Nas últimas semanas cresceu
bastante o movimento em prol da diminuição da maioridade penal no Brasil. Muito
disso por causa do assassinato banal e revoltante do jovem Victor Hugo Deppman,
que foi baleado sem sequer ter reagido ao ato criminoso. Um assassinato frio e
cruel, capaz de desencadear um grande sentimento de revolta. O criminoso era um
adolescente de 17 anos, prestes a completar 18. Qual é a pena máxima que pode
receber? Cerca de três anos em casa de custódia. Tal fato motivou uma entrevista
coletiva do Governador de São Paulo, Geraldo Alckmin, sendo favorável que se
diminua a maioridade penal ou que aumente o período de internação e ganhou
grande força no cenário político nacional, inclusive na Assembleia Legislativa
do Estado do Ceará.
No entanto, mesmo que seja
aprovada a nova maioridade penal, o que só será possível através de uma longa e
árdua batalha constitucional, eu sinceramente acho que isso não vai mudar muita
coisa. Não estou aqui defendendo menores infratores. Na verdade muito desses
casos me revoltam e sempre tendo a valorizar mais a posição da família do que a
do criminoso.
Porém, eu quero alertar para o
populismo penal apregoado por governantes, parlamentares e polícia, que coloca
a culpa da impunidade quase que exclusivamente na lei, alegando sua
permissividade, e assim tentam esconder as limitações práticas e materiais do
nosso sistema de segurança pública. Limitações que em boa parte não são culpa
da lei.
Para pensarmos em segurança
pública, temos que pensar no seguinte sistema:
Polícia Militar – Polícia Civil –
Ministério Público – Judiciário (juiz que julga o caso) – Judiciário (juiz que
preside a execução penal) – Estabelecimentos prisionais.
Em tese, o sistema de segurança
pública deve funcionar assim:
A polícia militar é a responsável
por fazer o combate ostensivo da criminalidade, sendo responsável pelo
confronto direto e, quando bem sucedida, pela prisão do criminoso.
Após a prisão, o criminoso é
encaminhado para a delegacia de polícia civil, onde poderá ficar preso e onde o
delegado vai instaurar o procedimento administrativo de inquérito policial, que
será responsável pra colher as provas que serão usadas para condenar o
criminoso e assim fazer com que ele possa ir pra cadeia.

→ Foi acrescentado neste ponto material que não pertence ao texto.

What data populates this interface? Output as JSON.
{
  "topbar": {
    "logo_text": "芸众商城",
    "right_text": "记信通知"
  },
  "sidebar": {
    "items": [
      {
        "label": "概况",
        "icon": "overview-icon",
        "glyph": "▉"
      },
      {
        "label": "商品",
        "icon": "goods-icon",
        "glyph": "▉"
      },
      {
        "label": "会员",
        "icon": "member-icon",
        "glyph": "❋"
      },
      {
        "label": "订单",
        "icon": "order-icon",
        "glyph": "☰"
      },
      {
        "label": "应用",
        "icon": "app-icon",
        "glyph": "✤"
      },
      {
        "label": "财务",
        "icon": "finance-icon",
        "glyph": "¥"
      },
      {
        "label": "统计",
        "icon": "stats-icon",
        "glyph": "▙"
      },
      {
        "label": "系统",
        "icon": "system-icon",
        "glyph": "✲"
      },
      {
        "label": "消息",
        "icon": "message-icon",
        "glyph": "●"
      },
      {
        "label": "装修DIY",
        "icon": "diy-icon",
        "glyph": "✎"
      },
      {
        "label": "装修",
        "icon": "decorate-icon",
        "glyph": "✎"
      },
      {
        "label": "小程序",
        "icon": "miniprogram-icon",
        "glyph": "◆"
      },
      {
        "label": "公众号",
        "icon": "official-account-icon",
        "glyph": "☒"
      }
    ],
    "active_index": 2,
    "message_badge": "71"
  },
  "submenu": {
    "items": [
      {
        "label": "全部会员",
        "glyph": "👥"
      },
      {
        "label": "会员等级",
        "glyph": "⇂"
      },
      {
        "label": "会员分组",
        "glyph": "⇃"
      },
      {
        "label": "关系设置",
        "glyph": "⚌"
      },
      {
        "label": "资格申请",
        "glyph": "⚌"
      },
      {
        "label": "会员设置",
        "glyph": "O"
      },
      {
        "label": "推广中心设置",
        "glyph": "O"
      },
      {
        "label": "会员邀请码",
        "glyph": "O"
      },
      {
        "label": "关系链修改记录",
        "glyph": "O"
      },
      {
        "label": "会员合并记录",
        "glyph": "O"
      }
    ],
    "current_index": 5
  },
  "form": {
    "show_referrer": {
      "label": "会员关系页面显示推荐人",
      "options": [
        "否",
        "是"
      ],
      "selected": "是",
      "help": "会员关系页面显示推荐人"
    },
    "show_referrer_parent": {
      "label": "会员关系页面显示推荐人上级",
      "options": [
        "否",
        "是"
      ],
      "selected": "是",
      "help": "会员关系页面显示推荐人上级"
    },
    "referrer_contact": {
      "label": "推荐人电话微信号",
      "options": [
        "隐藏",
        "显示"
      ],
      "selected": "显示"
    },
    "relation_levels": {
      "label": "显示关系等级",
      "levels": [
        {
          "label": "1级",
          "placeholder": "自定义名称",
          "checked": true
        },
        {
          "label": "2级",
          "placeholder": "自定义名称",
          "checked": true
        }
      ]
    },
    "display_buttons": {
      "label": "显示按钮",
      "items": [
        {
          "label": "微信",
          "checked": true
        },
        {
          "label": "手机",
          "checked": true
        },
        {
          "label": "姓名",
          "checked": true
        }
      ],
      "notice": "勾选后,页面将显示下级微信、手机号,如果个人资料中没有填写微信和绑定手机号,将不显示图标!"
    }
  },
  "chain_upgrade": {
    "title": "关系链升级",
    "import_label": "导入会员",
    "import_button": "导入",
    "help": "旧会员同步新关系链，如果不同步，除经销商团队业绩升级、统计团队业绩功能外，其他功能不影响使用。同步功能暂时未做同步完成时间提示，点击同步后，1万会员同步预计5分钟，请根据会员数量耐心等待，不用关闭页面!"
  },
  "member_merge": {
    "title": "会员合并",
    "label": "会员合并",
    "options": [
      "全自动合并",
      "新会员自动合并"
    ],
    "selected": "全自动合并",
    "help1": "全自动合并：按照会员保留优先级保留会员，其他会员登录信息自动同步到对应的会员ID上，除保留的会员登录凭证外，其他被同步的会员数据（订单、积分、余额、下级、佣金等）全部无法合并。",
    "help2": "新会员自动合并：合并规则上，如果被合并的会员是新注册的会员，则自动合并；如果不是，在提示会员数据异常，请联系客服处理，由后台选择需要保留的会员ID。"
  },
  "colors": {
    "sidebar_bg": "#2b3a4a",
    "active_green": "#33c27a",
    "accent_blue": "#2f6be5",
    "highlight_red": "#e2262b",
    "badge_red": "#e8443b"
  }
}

Investigação feita, a bola passa
para o ministério público, que apura o inquérito e com base nas suas provas
entra com a ação penal.
Iniciada a ação pena, o Juiz
julga o caso respeitando o devido processo legal, que em linhas gerais (vai ter
muito filósofo do direito morrendo com o meu reducionismo) é respeitar os direitos e
garantias fundamentais do acusado que incluem procedimento legal, aplicação das
leis vigentes ao tempo do fato, garantia de defesa, entre outras coisas.

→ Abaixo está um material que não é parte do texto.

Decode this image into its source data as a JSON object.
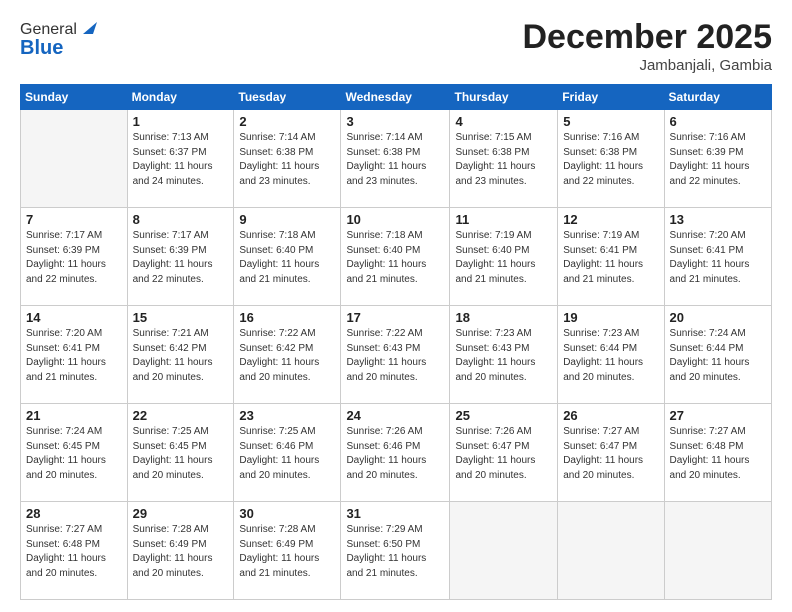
{
  "header": {
    "logo_general": "General",
    "logo_blue": "Blue",
    "month_year": "December 2025",
    "location": "Jambanjali, Gambia"
  },
  "weekdays": [
    "Sunday",
    "Monday",
    "Tuesday",
    "Wednesday",
    "Thursday",
    "Friday",
    "Saturday"
  ],
  "weeks": [
    [
      {
        "day": "",
        "sunrise": "",
        "sunset": "",
        "daylight": ""
      },
      {
        "day": "1",
        "sunrise": "Sunrise: 7:13 AM",
        "sunset": "Sunset: 6:37 PM",
        "daylight": "Daylight: 11 hours and 24 minutes."
      },
      {
        "day": "2",
        "sunrise": "Sunrise: 7:14 AM",
        "sunset": "Sunset: 6:38 PM",
        "daylight": "Daylight: 11 hours and 23 minutes."
      },
      {
        "day": "3",
        "sunrise": "Sunrise: 7:14 AM",
        "sunset": "Sunset: 6:38 PM",
        "daylight": "Daylight: 11 hours and 23 minutes."
      },
      {
        "day": "4",
        "sunrise": "Sunrise: 7:15 AM",
        "sunset": "Sunset: 6:38 PM",
        "daylight": "Daylight: 11 hours and 23 minutes."
      },
      {
        "day": "5",
        "sunrise": "Sunrise: 7:16 AM",
        "sunset": "Sunset: 6:38 PM",
        "daylight": "Daylight: 11 hours and 22 minutes."
      },
      {
        "day": "6",
        "sunrise": "Sunrise: 7:16 AM",
        "sunset": "Sunset: 6:39 PM",
        "daylight": "Daylight: 11 hours and 22 minutes."
      }
    ],
    [
      {
        "day": "7",
        "sunrise": "Sunrise: 7:17 AM",
        "sunset": "Sunset: 6:39 PM",
        "daylight": "Daylight: 11 hours and 22 minutes."
      },
      {
        "day": "8",
        "sunrise": "Sunrise: 7:17 AM",
        "sunset": "Sunset: 6:39 PM",
        "daylight": "Daylight: 11 hours and 22 minutes."
      },
      {
        "day": "9",
        "sunrise": "Sunrise: 7:18 AM",
        "sunset": "Sunset: 6:40 PM",
        "daylight": "Daylight: 11 hours and 21 minutes."
      },
      {
        "day": "10",
        "sunrise": "Sunrise: 7:18 AM",
        "sunset": "Sunset: 6:40 PM",
        "daylight": "Daylight: 11 hours and 21 minutes."
      },
      {
        "day": "11",
        "sunrise": "Sunrise: 7:19 AM",
        "sunset": "Sunset: 6:40 PM",
        "daylight": "Daylight: 11 hours and 21 minutes."
      },
      {
        "day": "12",
        "sunrise": "Sunrise: 7:19 AM",
        "sunset": "Sunset: 6:41 PM",
        "daylight": "Daylight: 11 hours and 21 minutes."
      },
      {
        "day": "13",
        "sunrise": "Sunrise: 7:20 AM",
        "sunset": "Sunset: 6:41 PM",
        "daylight": "Daylight: 11 hours and 21 minutes."
      }
    ],
    [
      {
        "day": "14",
        "sunrise": "Sunrise: 7:20 AM",
        "sunset": "Sunset: 6:41 PM",
        "daylight": "Daylight: 11 hours and 21 minutes."
      },
      {
        "day": "15",
        "sunrise": "Sunrise: 7:21 AM",
        "sunset": "Sunset: 6:42 PM",
        "daylight": "Daylight: 11 hours and 20 minutes."
      },
      {
        "day": "16",
        "sunrise": "Sunrise: 7:22 AM",
        "sunset": "Sunset: 6:42 PM",
        "daylight": "Daylight: 11 hours and 20 minutes."
      },
      {
        "day": "17",
        "sunrise": "Sunrise: 7:22 AM",
        "sunset": "Sunset: 6:43 PM",
        "daylight": "Daylight: 11 hours and 20 minutes."
      },
      {
        "day": "18",
        "sunrise": "Sunrise: 7:23 AM",
        "sunset": "Sunset: 6:43 PM",
        "daylight": "Daylight: 11 hours and 20 minutes."
      },
      {
        "day": "19",
        "sunrise": "Sunrise: 7:23 AM",
        "sunset": "Sunset: 6:44 PM",
        "daylight": "Daylight: 11 hours and 20 minutes."
      },
      {
        "day": "20",
        "sunrise": "Sunrise: 7:24 AM",
        "sunset": "Sunset: 6:44 PM",
        "daylight": "Daylight: 11 hours and 20 minutes."
      }
    ],
    [
      {
        "day": "21",
        "sunrise": "Sunrise: 7:24 AM",
        "sunset": "Sunset: 6:45 PM",
        "daylight": "Daylight: 11 hours and 20 minutes."
      },
      {
        "day": "22",
        "sunrise": "Sunrise: 7:25 AM",
        "sunset": "Sunset: 6:45 PM",
        "daylight": "Daylight: 11 hours and 20 minutes."
      },
      {
        "day": "23",
        "sunrise": "Sunrise: 7:25 AM",
        "sunset": "Sunset: 6:46 PM",
        "daylight": "Daylight: 11 hours and 20 minutes."
      },
      {
        "day": "24",
        "sunrise": "Sunrise: 7:26 AM",
        "sunset": "Sunset: 6:46 PM",
        "daylight": "Daylight: 11 hours and 20 minutes."
      },
      {
        "day": "25",
        "sunrise": "Sunrise: 7:26 AM",
        "sunset": "Sunset: 6:47 PM",
        "daylight": "Daylight: 11 hours and 20 minutes."
      },
      {
        "day": "26",
        "sunrise": "Sunrise: 7:27 AM",
        "sunset": "Sunset: 6:47 PM",
        "daylight": "Daylight: 11 hours and 20 minutes."
      },
      {
        "day": "27",
        "sunrise": "Sunrise: 7:27 AM",
        "sunset": "Sunset: 6:48 PM",
        "daylight": "Daylight: 11 hours and 20 minutes."
      }
    ],
    [
      {
        "day": "28",
        "sunrise": "Sunrise: 7:27 AM",
        "sunset": "Sunset: 6:48 PM",
        "daylight": "Daylight: 11 hours and 20 minutes."
      },
      {
        "day": "29",
        "sunrise": "Sunrise: 7:28 AM",
        "sunset": "Sunset: 6:49 PM",
        "daylight": "Daylight: 11 hours and 20 minutes."
      },
      {
        "day": "30",
        "sunrise": "Sunrise: 7:28 AM",
        "sunset": "Sunset: 6:49 PM",
        "daylight": "Daylight: 11 hours and 21 minutes."
      },
      {
        "day": "31",
        "sunrise": "Sunrise: 7:29 AM",
        "sunset": "Sunset: 6:50 PM",
        "daylight": "Daylight: 11 hours and 21 minutes."
      },
      {
        "day": "",
        "sunrise": "",
        "sunset": "",
        "daylight": ""
      },
      {
        "day": "",
        "sunrise": "",
        "sunset": "",
        "daylight": ""
      },
      {
        "day": "",
        "sunrise": "",
        "sunset": "",
        "daylight": ""
      }
    ]
  ]
}
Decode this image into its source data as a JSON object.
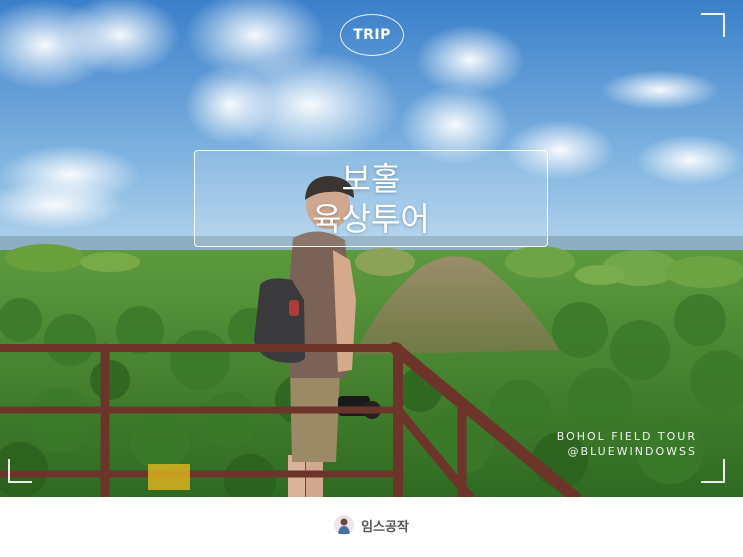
{
  "badge": {
    "label": "TRIP"
  },
  "title": {
    "line1": "보홀",
    "line2": "육상투어"
  },
  "caption": {
    "line1": "BOHOL FIELD TOUR",
    "line2": "@BLUEWINDOWSS"
  },
  "credit": {
    "name": "임스공작"
  },
  "colors": {
    "sky_top": "#3f86cf",
    "sky_bottom": "#a9cdea",
    "hills": "#5f9a3a",
    "railing": "#7a3a2e"
  }
}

Julgado o caso e condenado o
meliante, a bola vai para o juiz da execução penal que irá determinar e
supervisionar o cumprimento da pena nos moldes da sentença que condenou.
Condenado o réu e determinada a
execução da pena, o criminoso irá para o estabelecimento prisional determinado
pelo Juiz e lá terá que cumprir uma pena que terá a difícil tarefa de
representar uma punição e, ao mesmo tempo, uma tentativa de recuperação do
preso.
Dito isso, passamos analisar como
todo esse sistema anda a beira da falência, usando em especial o caso do Estado
do Ceará.
Policia Militar: combater o crime
não é uma atividade nada fácil. Até o Batman se ferra algumas vezes, o que
dizer dos nossos policiais. Porém, tudo fica mais difícil com o descaso das
autoridades com a PM. Segundo a ONU, a
proporção ideal é de um policial para 250 habitantes. No nosso Ceará, esse
número é 1 para 565 pessoas, o que representa o terceiro menor efetivo policialdo país. Soma-se a isso a insatisfação dos policiais com a forma que sua
carreira é tratada pelo Governo do Estado, que culminou numa greve histórica
gerando o dia mais tenso da história recente da nossa cidade (3 de janeiro de
2012 dá medo até agora). Adicionamos ainda o fato do uso da inteligência ainda
ser bem precário dentro da secretaria de segurança pública, colocando reforço
policial longe das regiões mais violentas (na verdade é até estranho falar de
reforço quando o contingente geral é menor do que o necessário). Mas não acaba
por ai, temos o caso de pessoas com ficha suja e que sequer fizeram o concurso
para o Ronda entrando na corporação graças a uma absurda liminar dada por um
juiz desta capital.
Polícia Civil: poucos policiais +
estrutura precária (embora tenha melhorado) + muitos caso = trabalho mal feito.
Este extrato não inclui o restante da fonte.